Re #12: Because we are not saving the file contents into a variable, the ternary should not be slower, as there is no copying involved.

Can still stay this way, of course, regardless.

Xano’s picture

Status: Reviewed & tested by the community » Needs work

If there are no actual reasons to go with one approach or the other, we shouldn't introduce code comments that say there are. I tested by rebuilding caches using the following code and the differences are usually no more than several tens or hundreds of seconds, with the occasional >1s difference, but nothing that significantly indicates one approach is faster than the other.

  public function findAll() {
    $all = array();
    foreach ($this->findFiles() as $provider => $file) {
      $start_ternary = microtime(TRUE);
      for ($i = 0; $i < 999; $i++) {
        $all[$provider] = Yaml::decode(file_get_contents($file)) ?: NULL;
      }
      $stop_ternary = microtime(TRUE);
      $start_old = microtime(TRUE);
      for ($i = 0; $i < 999; $i++) {
        // If a file is empty or its contents are commented out, return an empty
        // array instead of NULL for type consistency. Do not use a ternary
        // operator, as those can become very slow with large amounts of data. See
        // http://fabien.potencier.org/article/48/the-php-ternary-operator-fast-or-not.
        $contents = Yaml::decode(file_get_contents($file));
        if (!is_null($contents)) {
          $all[$provider] = $contents;
        }
        else {
          $all[$provider] = [];
        }
      }
      $stop_old = microtime(TRUE);
      var_dump('STATS');
      var_dump('Ternary: ' . ($stop_ternary - $start_ternary));
      var_dump('Old: ' . ($stop_old - $start_old));
    }

    return $all;
  }
Xano’s picture

Status: Needs work » Needs review
FileSize
685 bytes
4.07 KB

Here's #5, but with short array syntax.

Xano queued 17: drupal_2331407_17.patch for re-testing.

damiankloip’s picture

Status: Needs review » Reviewed & tested by the community

So in light of tstoeckler's comment in #15 and Xano's comparisions, I think this is good.

alexpott’s picture

Status: Reviewed & tested by the community » Fixed

It appears this problem has been solved in php5.4 - see http://3v4l.org/QuDvY/perf#tabs.

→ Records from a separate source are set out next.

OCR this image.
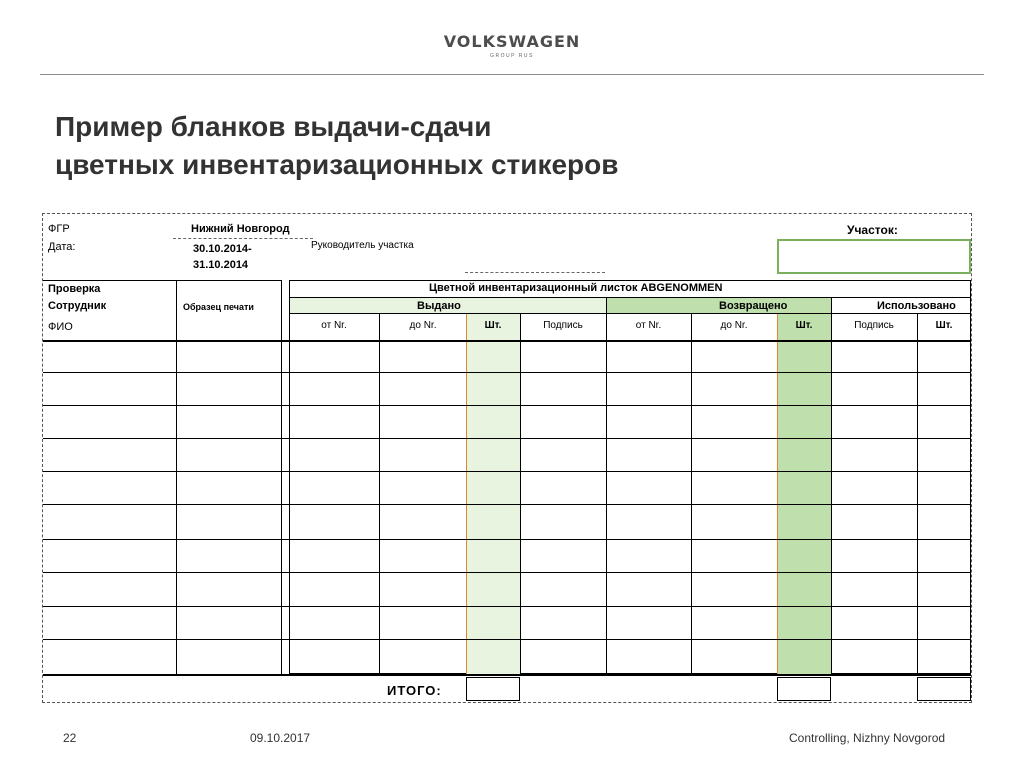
VOLKSWAGEN
GROUP RUS
Пример бланков выдачи-сдачи
цветных инвентаризационных стикеров
ФГР	Нижний Новгород
Дата:	30.10.2014-
31.10.2014
Руководитель участка
Участок:
Проверка
Сотрудник	Образец печати
ФИО
Цветной инвентаризационный листок ABGENOMMEN
Выдано	Возвращено	Использовано
от Nr.	до Nr.	Шт.	Подпись	от Nr.	до Nr.	Шт.	Подпись	Шт.
ИТОГО:
22	09.10.2017	Controlling, Nizhny Novgorod
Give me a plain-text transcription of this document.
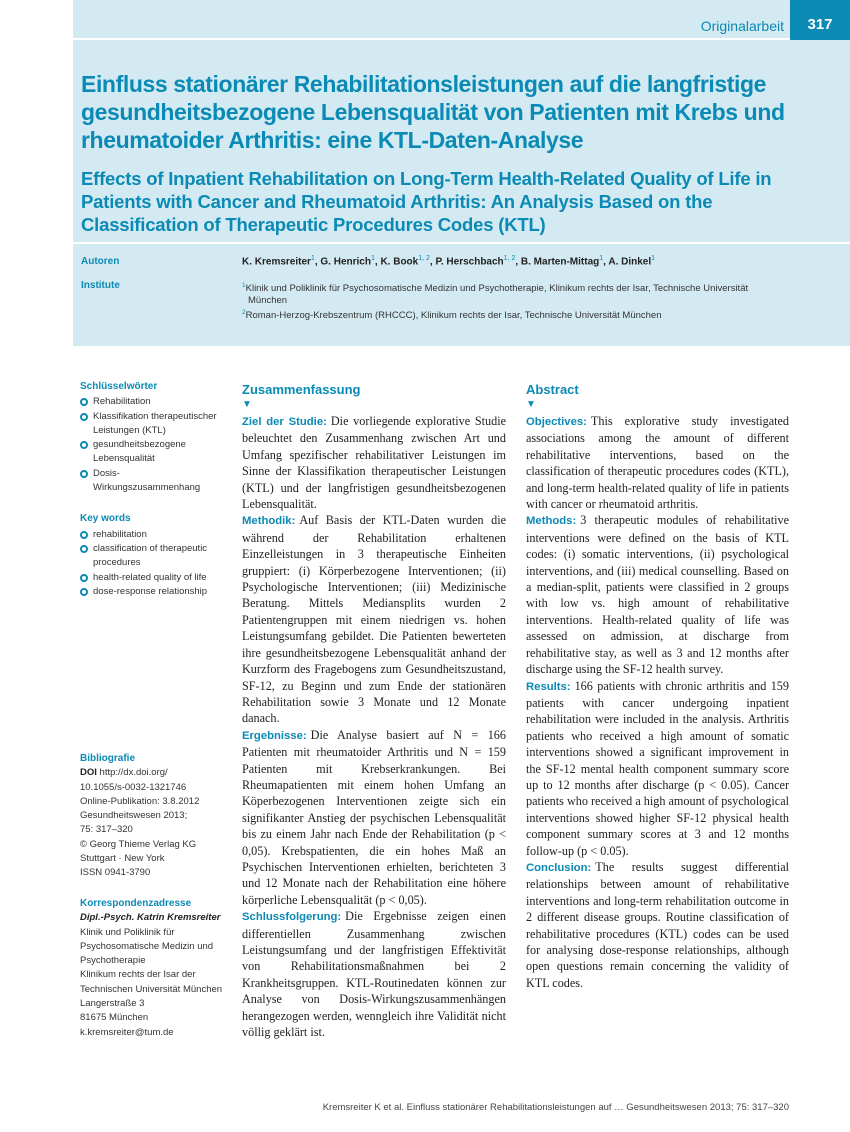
Originalarbeit	317
Einfluss stationärer Rehabilitationsleistungen auf die langfristige gesundheitsbezogene Lebensqualität von Patienten mit Krebs und rheumatoider Arthritis: eine KTL-Daten-Analyse
Effects of Inpatient Rehabilitation on Long-Term Health-Related Quality of Life in Patients with Cancer and Rheumatoid Arthritis: An Analysis Based on the Classification of Therapeutic Procedures Codes (KTL)
Autoren	K. Kremsreiter$^1$, G. Henrich$^1$, K. Book$^{1, 2}$, P. Herschbach$^{1, 2}$, B. Marten-Mittag$^1$, A. Dinkel$^1$
Institute	$^1$Klinik und Poliklinik für Psychosomatische Medizin und Psychotherapie, Klinikum rechts der Isar, Technische Universität
München
$^2$Roman-Herzog-Krebszentrum (RHCCC), Klinikum rechts der Isar, Technische Universität München
Schlüsselwörter
Rehabilitation
Klassifikation therapeutischer Leistungen (KTL)
gesundheitsbezogene Lebensqualität
Dosis-Wirkungszusammenhang
Key words
rehabilitation
classification of therapeutic procedures
health-related quality of life
dose-response relationship
Bibliografie
DOI http://dx.doi.org/
10.1055/s-0032-1321746
Online-Publikation: 3.8.2012
Gesundheitswesen 2013;
75: 317–320
© Georg Thieme Verlag KG
Stuttgart · New York
ISSN 0941-3790
Korrespondenzadresse
Dipl.-Psych. Katrin Kremsreiter
Klinik und Poliklinik für Psychosomatische Medizin und Psychotherapie
Klinikum rechts der Isar der Technischen Universität München
Langerstraße 3
81675 München
k.kremsreiter@tum.de
Zusammenfassung
▼
Ziel der Studie: Die vorliegende explorative Studie beleuchtet den Zusammenhang zwischen Art und Umfang spezifischer rehabilitativer Leistungen im Sinne der Klassifikation therapeutischer Leistungen (KTL) und der langfristigen gesundheitsbezogenen Lebensqualität.
Methodik: Auf Basis der KTL-Daten wurden die während der Rehabilitation erhaltenen Einzelleistungen in 3 therapeutische Einheiten gruppiert: (i) Körperbezogene Interventionen; (ii) Psychologische Interventionen; (iii) Medizinische Beratung. Mittels Mediansplits wurden 2 Patientengruppen mit einem niedrigen vs. hohen Leistungsumfang gebildet. Die Patienten bewerteten ihre gesundheitsbezogene Lebensqualität anhand der Kurzform des Fragebogens zum Gesundheitszustand, SF-12, zu Beginn und zum Ende der stationären Rehabilitation sowie 3 Monate und 12 Monate danach.
Ergebnisse: Die Analyse basiert auf N = 166 Patienten mit rheumatoider Arthritis und N = 159 Patienten mit Krebserkrankungen. Bei Rheumapatienten mit einem hohen Umfang an Köperbezogenen Interventionen zeigte sich ein signifikanter Anstieg der psychischen Lebensqualität bis zu einem Jahr nach Ende der Rehabilitation (p < 0,05). Krebspatienten, die ein hohes Maß an Psychischen Interventionen erhielten, berichteten 3 und 12 Monate nach der Rehabilitation eine höhere körperliche Lebensqualität (p < 0,05).
Schlussfolgerung: Die Ergebnisse zeigen einen differentiellen Zusammenhang zwischen Leistungsumfang und der langfristigen Effektivität von Rehabilitationsmaßnahmen bei 2 Krankheitsgruppen. KTL-Routinedaten können zur Analyse von Dosis-Wirkungszusammenhängen herangezogen werden, wenngleich ihre Validität nicht völlig geklärt ist.
Abstract
▼
Objectives: This explorative study investigated associations among the amount of different rehabilitative interventions, based on the classification of therapeutic procedures codes (KTL), and long-term health-related quality of life in patients with cancer or rheumatoid arthritis.
Methods: 3 therapeutic modules of rehabilitative interventions were defined on the basis of KTL codes: (i) somatic interventions, (ii) psychological interventions, and (iii) medical counselling. Based on a median-split, patients were classified in 2 groups with low vs. high amount of rehabilitative interventions. Health-related quality of life was assessed on admission, at discharge from rehabilitative stay, as well as 3 and 12 months after discharge using the SF-12 health survey.
Results: 166 patients with chronic arthritis and 159 patients with cancer undergoing inpatient rehabilitation were included in the analysis. Arthritis patients who received a high amount of somatic interventions showed a significant improvement in the SF-12 mental health component summary score up to 12 months after discharge (p < 0.05). Cancer patients who received a high amount of psychological interventions showed higher SF-12 physical health component summary scores at 3 and 12 months follow-up (p < 0.05).
Conclusion: The results suggest differential relationships between amount of rehabilitative interventions and long-term rehabilitation outcome in 2 different disease groups. Routine classification of rehabilitative procedures (KTL) codes can be used for analysing dose-response relationships, although open questions remain concerning the validity of KTL codes.
Kremsreiter K et al. Einfluss stationärer Rehabilitationsleistungen auf … Gesundheitswesen 2013; 75: 317–320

This issue is a normal bug fix, and doesn't include any disruptive changes, so it is allowed per https://www.drupal.org/core/beta-changes. Committed e8e84d7 and pushed to 8.0.x. Thanks!

  • alexpott committed e8e84d7 on 8.0.x
    Issue #2331407 by Xano, tstoeckler, damiankloip: YamlDiscovery does not...

Status: Fixed » Closed (fixed)

Automatically closed - issue fixed for 2 weeks with no activity.